Hélène Grimaud et Yannick Nézet-Séguin
1er Concerto de Brahms. Jeudi 12 et vendredi 13 juin, à 19 h 30 à la Maison symphonique de Montréal, 514 842-2112.

La pianiste vedette Hélène Grimaud est de retour à Montréal cette semaine. Et c’est avec Yannick Nézet-Séguin et l’Orchestre Métropolitain qu’elle interprétera le titanesque 1er Concerto pour piano de Brahms, jeudi et vendredi à la Maison symphonique.​

L’Autriche, en mars 2012, a été le terrain de la rencontre entre Hélène et Yannick, avec le Philharmonique de Vienne pour témoin. « C’était une révélation. Vous savez, il y a des rencontres pivots dans une existence ; celles pour lesquelles il y a un avant et un après. Avec Yannick c’était vraiment cela ; c’était très, très fort. Yannick, c’est l’alliance parfaite et harmonieuse entre la tête, le coeur et les tripes. Cette synthèse-là est très rare », dit la pianiste en entrevue au Devoir.

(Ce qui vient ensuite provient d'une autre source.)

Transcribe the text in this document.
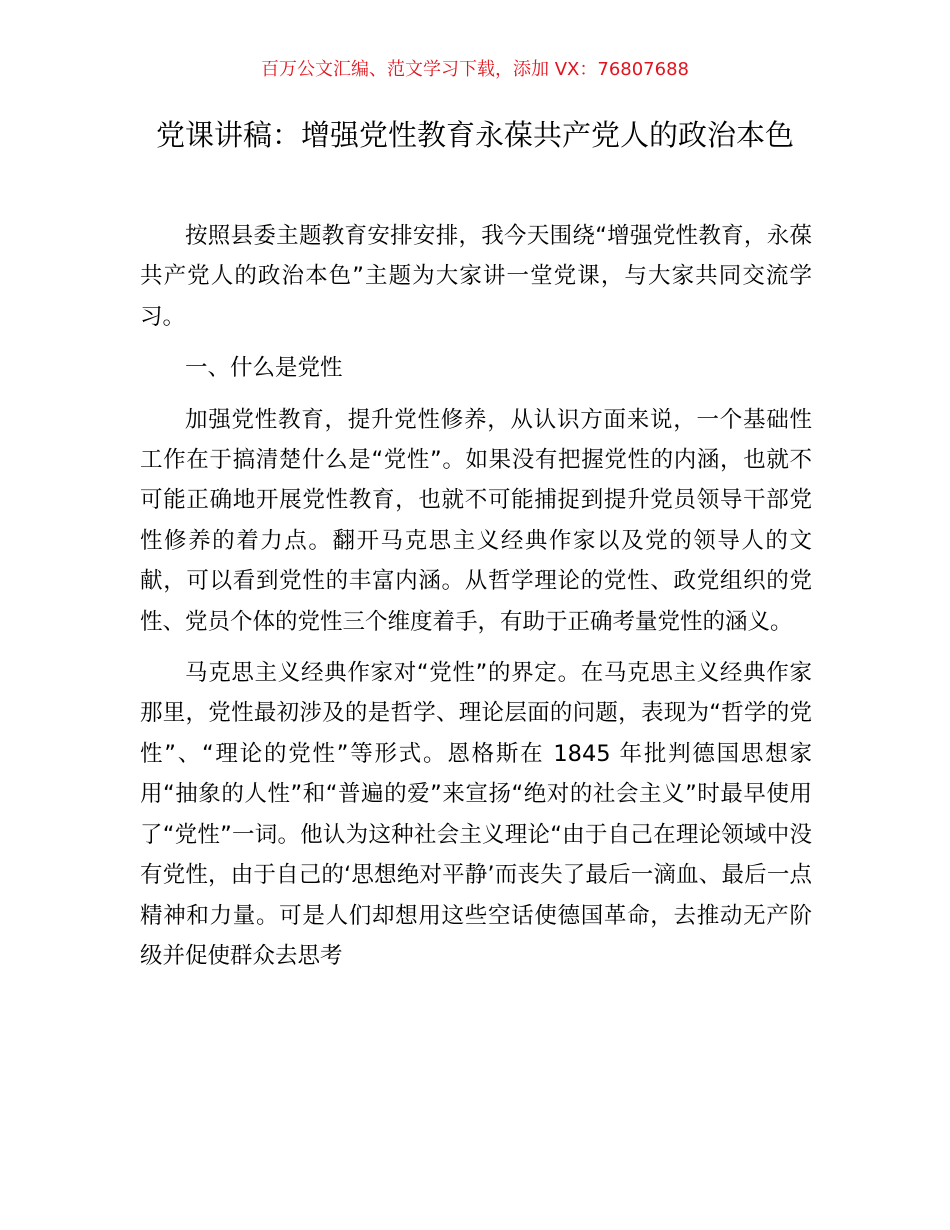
百万公文汇编、范文学习下载，添加 VX：76807688
党课讲稿：增强党性教育永葆共产党人的政治本色

按照县委主题教育安排安排，我今天围绕“增强党性教育，永葆共产党人的政治本色”主题为大家讲一堂党课，与大家共同交流学习。

一、什么是党性

加强党性教育，提升党性修养，从认识方面来说，一个基础性工作在于搞清楚什么是“党性”。如果没有把握党性的内涵，也就不可能正确地开展党性教育，也就不可能捕捉到提升党员领导干部党性修养的着力点。翻开马克思主义经典作家以及党的领导人的文献，可以看到党性的丰富内涵。从哲学理论的党性、政党组织的党性、党员个体的党性三个维度着手，有助于正确考量党性的涵义。

马克思主义经典作家对“党性”的界定。在马克思主义经典作家那里，党性最初涉及的是哲学、理论层面的问题，表现为“哲学的党性”、“理论的党性”等形式。恩格斯在 1845 年批判德国思想家用“抽象的人性”和“普遍的爱”来宣扬“绝对的社会主义”时最早使用了“党性”一词。他认为这种社会主义理论“由于自己在理论领域中没有党性，由于自己的‘思想绝对平静’而丧失了最后一滴血、最后一点精神和力量。可是人们却想用这些空话使德国革命，去推动无产阶级并促使群众去思考
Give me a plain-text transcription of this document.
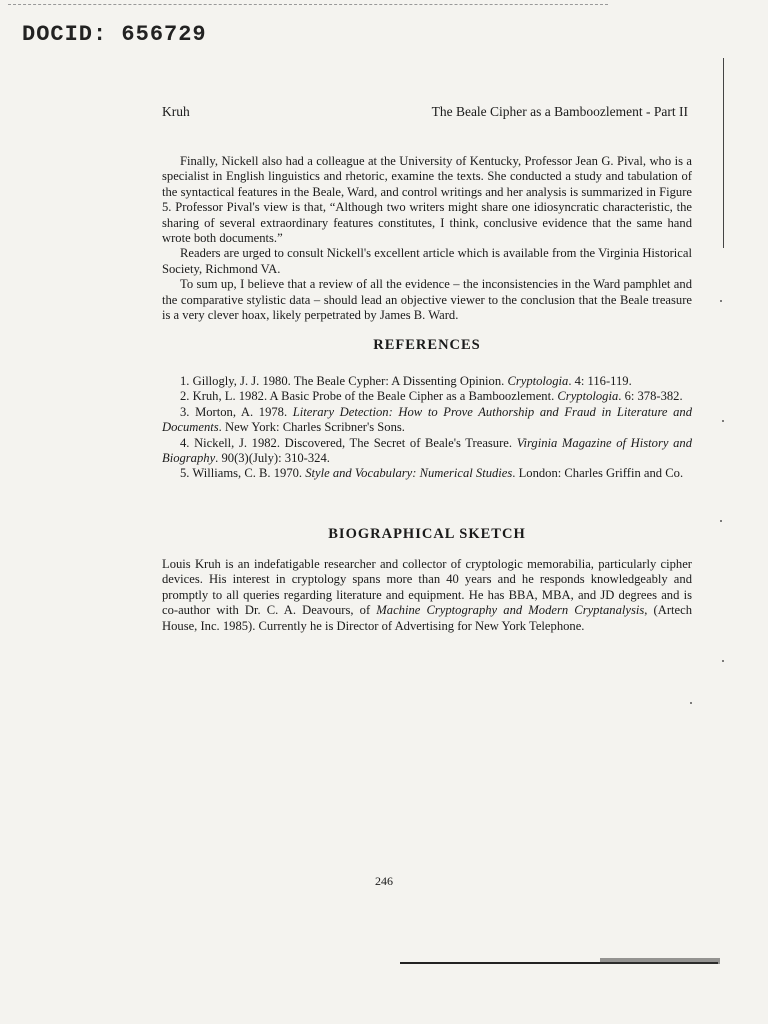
DOCID: 656729
Kruh	The Beale Cipher as a Bamboozlement - Part II

Finally, Nickell also had a colleague at the University of Kentucky, Professor Jean G. Pival, who is a specialist in English linguistics and rhetoric, examine the texts. She conducted a study and tabulation of the syntactical features in the Beale, Ward, and control writings and her analysis is summarized in Figure 5. Professor Pival's view is that, “Although two writers might share one idiosyncratic characteristic, the sharing of several extraordinary features constitutes, I think, conclusive evidence that the same hand wrote both documents.”

Readers are urged to consult Nickell's excellent article which is available from the Virginia Historical Society, Richmond VA.

To sum up, I believe that a review of all the evidence – the inconsistencies in the Ward pamphlet and the comparative stylistic data – should lead an objective viewer to the conclusion that the Beale treasure is a very clever hoax, likely perpetrated by James B. Ward.

REFERENCES
1. Gillogly, J. J. 1980. The Beale Cypher: A Dissenting Opinion. Cryptologia. 4: 116-119.
2. Kruh, L. 1982. A Basic Probe of the Beale Cipher as a Bamboozlement. Cryptologia. 6: 378-382.
3. Morton, A. 1978. Literary Detection: How to Prove Authorship and Fraud in Literature and Documents. New York: Charles Scribner's Sons.
4. Nickell, J. 1982. Discovered, The Secret of Beale's Treasure. Virginia Magazine of History and Biography. 90(3)(July): 310-324.
5. Williams, C. B. 1970. Style and Vocabulary: Numerical Studies. London: Charles Griffin and Co.
BIOGRAPHICAL SKETCH

Louis Kruh is an indefatigable researcher and collector of cryptologic memorabilia, particularly cipher devices. His interest in cryptology spans more than 40 years and he responds knowledgeably and promptly to all queries regarding literature and equipment. He has BBA, MBA, and JD degrees and is co-author with Dr. C. A. Deavours, of Machine Cryptography and Modern Cryptanalysis, (Artech House, Inc. 1985). Currently he is Director of Advertising for New York Telephone.

246
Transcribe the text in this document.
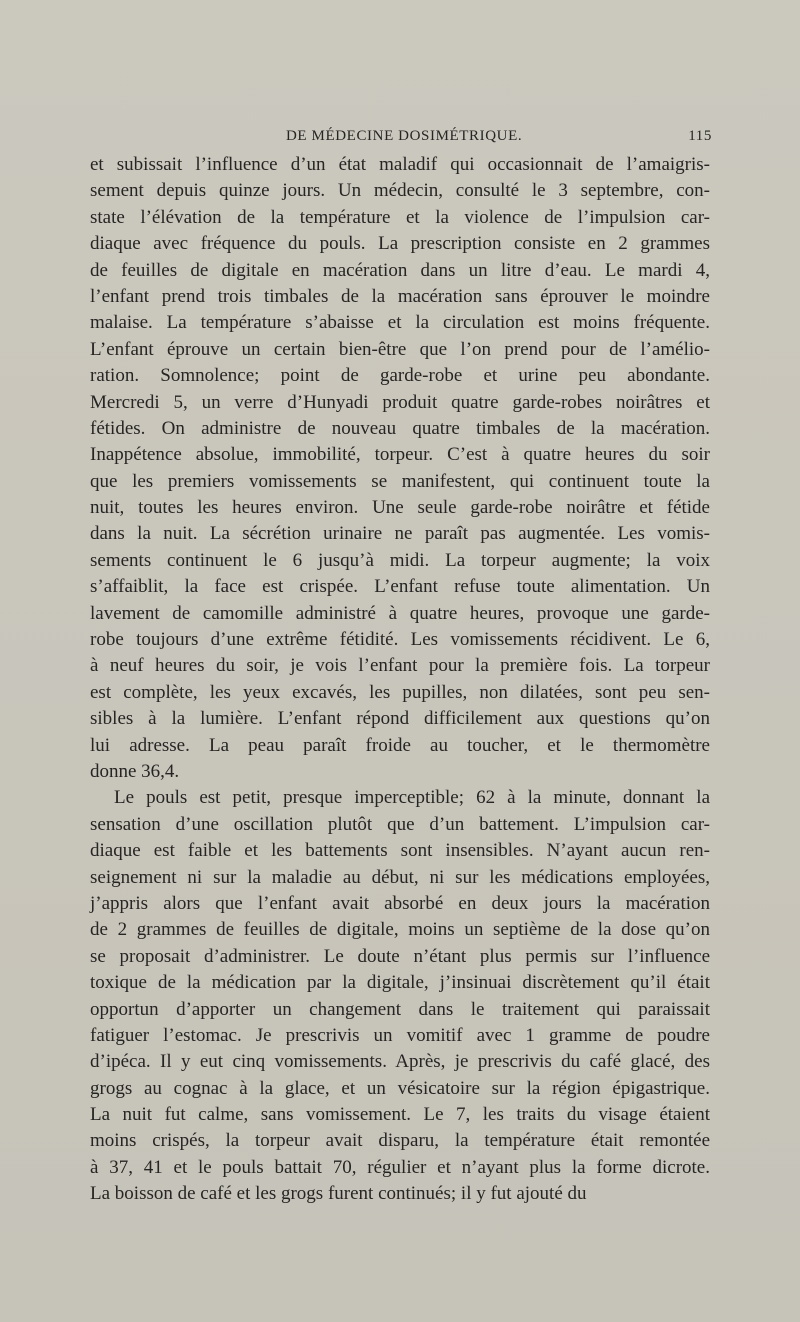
DE MÉDECINE DOSIMÉTRIQUE.	115
et subissait l’influence d’un état maladif qui occasionnait de l’amaigris-
sement depuis quinze jours. Un médecin, consulté le 3 septembre, con-
state l’élévation de la température et la violence de l’impulsion car-
diaque avec fréquence du pouls. La prescription consiste en 2 grammes
de feuilles de digitale en macération dans un litre d’eau. Le mardi 4,
l’enfant prend trois timbales de la macération sans éprouver le moindre
malaise. La température s’abaisse et la circulation est moins fréquente.
L’enfant éprouve un certain bien-être que l’on prend pour de l’amélio-
ration. Somnolence; point de garde-robe et urine peu abondante.
Mercredi 5, un verre d’Hunyadi produit quatre garde-robes noirâtres et
fétides. On administre de nouveau quatre timbales de la macération.
Inappétence absolue, immobilité, torpeur. C’est à quatre heures du soir
que les premiers vomissements se manifestent, qui continuent toute la
nuit, toutes les heures environ. Une seule garde-robe noirâtre et fétide
dans la nuit. La sécrétion urinaire ne paraît pas augmentée. Les vomis-
sements continuent le 6 jusqu’à midi. La torpeur augmente; la voix
s’affaiblit, la face est crispée. L’enfant refuse toute alimentation. Un
lavement de camomille administré à quatre heures, provoque une garde-
robe toujours d’une extrême fétidité. Les vomissements récidivent. Le 6,
à neuf heures du soir, je vois l’enfant pour la première fois. La torpeur
est complète, les yeux excavés, les pupilles, non dilatées, sont peu sen-
sibles à la lumière. L’enfant répond difficilement aux questions qu’on
lui adresse. La peau paraît froide au toucher, et le thermomètre
donne 36,4.
Le pouls est petit, presque imperceptible; 62 à la minute, donnant la
sensation d’une oscillation plutôt que d’un battement. L’impulsion car-
diaque est faible et les battements sont insensibles. N’ayant aucun ren-
seignement ni sur la maladie au début, ni sur les médications employées,
j’appris alors que l’enfant avait absorbé en deux jours la macération
de 2 grammes de feuilles de digitale, moins un septième de la dose qu’on
se proposait d’administrer. Le doute n’étant plus permis sur l’influence
toxique de la médication par la digitale, j’insinuai discrètement qu’il était
opportun d’apporter un changement dans le traitement qui paraissait
fatiguer l’estomac. Je prescrivis un vomitif avec 1 gramme de poudre
d’ipéca. Il y eut cinq vomissements. Après, je prescrivis du café glacé, des
grogs au cognac à la glace, et un vésicatoire sur la région épigastrique.
La nuit fut calme, sans vomissement. Le 7, les traits du visage étaient
moins crispés, la torpeur avait disparu, la température était remontée
à 37, 41 et le pouls battait 70, régulier et n’ayant plus la forme dicrote.
La boisson de café et les grogs furent continués; il y fut ajouté du
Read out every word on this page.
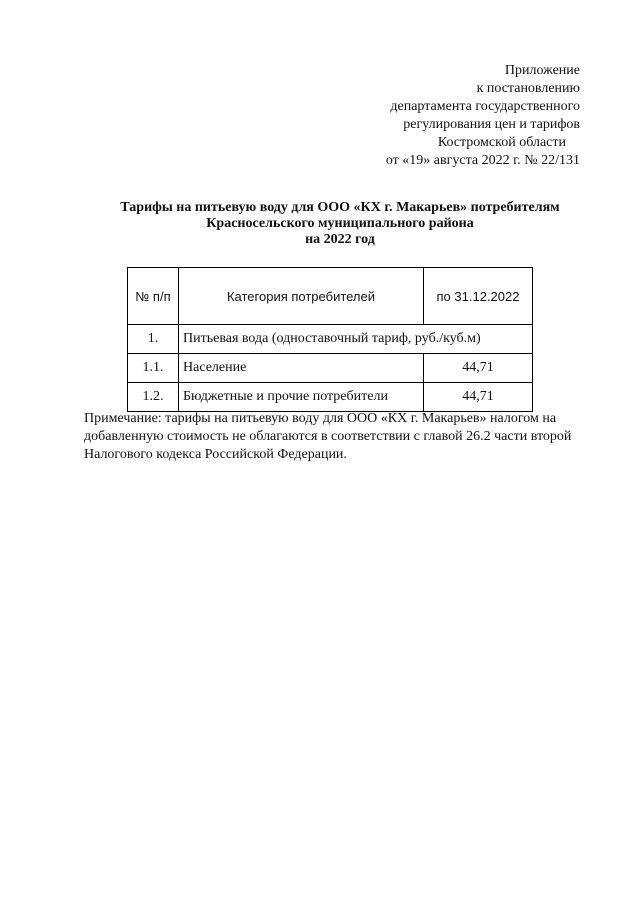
Приложение
к постановлению
департамента государственного
регулирования цен и тарифов
Костромской области
от «19» августа 2022 г. № 22/131
Тарифы на питьевую воду для ООО «КХ г. Макарьев» потребителям
Красносельского муниципального района
на 2022 год
№ п/п	Категория потребителей	по 31.12.2022
1.	Питьевая вода (одноставочный тариф, руб./куб.м)	
1.1.	Население	44,71
1.2.	Бюджетные и прочие потребители	44,71
Примечание: тарифы на питьевую воду для ООО «КХ г. Макарьев» налогом на добавленную стоимость не облагаются в соответствии с главой 26.2 части второй Налогового кодекса Российской Федерации.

Cette fusion spirituelle et musicale donne-t-elle à Hélène Grimaud des envies de concertos ? La pianiste répond spontanément « les deux Ravel ». Peut-être lit-on Le Devoir chez Deutsche Grammophon ? « Quand on rencontre quelqu’un de cette stature musicale, on ferait n’importe quoi. Je serais heureuse de redécouvrir n’importe quel compositeur, n’importe quelle oeuvre avec lui. » Inutile d’extrapoler. Le courant est passé !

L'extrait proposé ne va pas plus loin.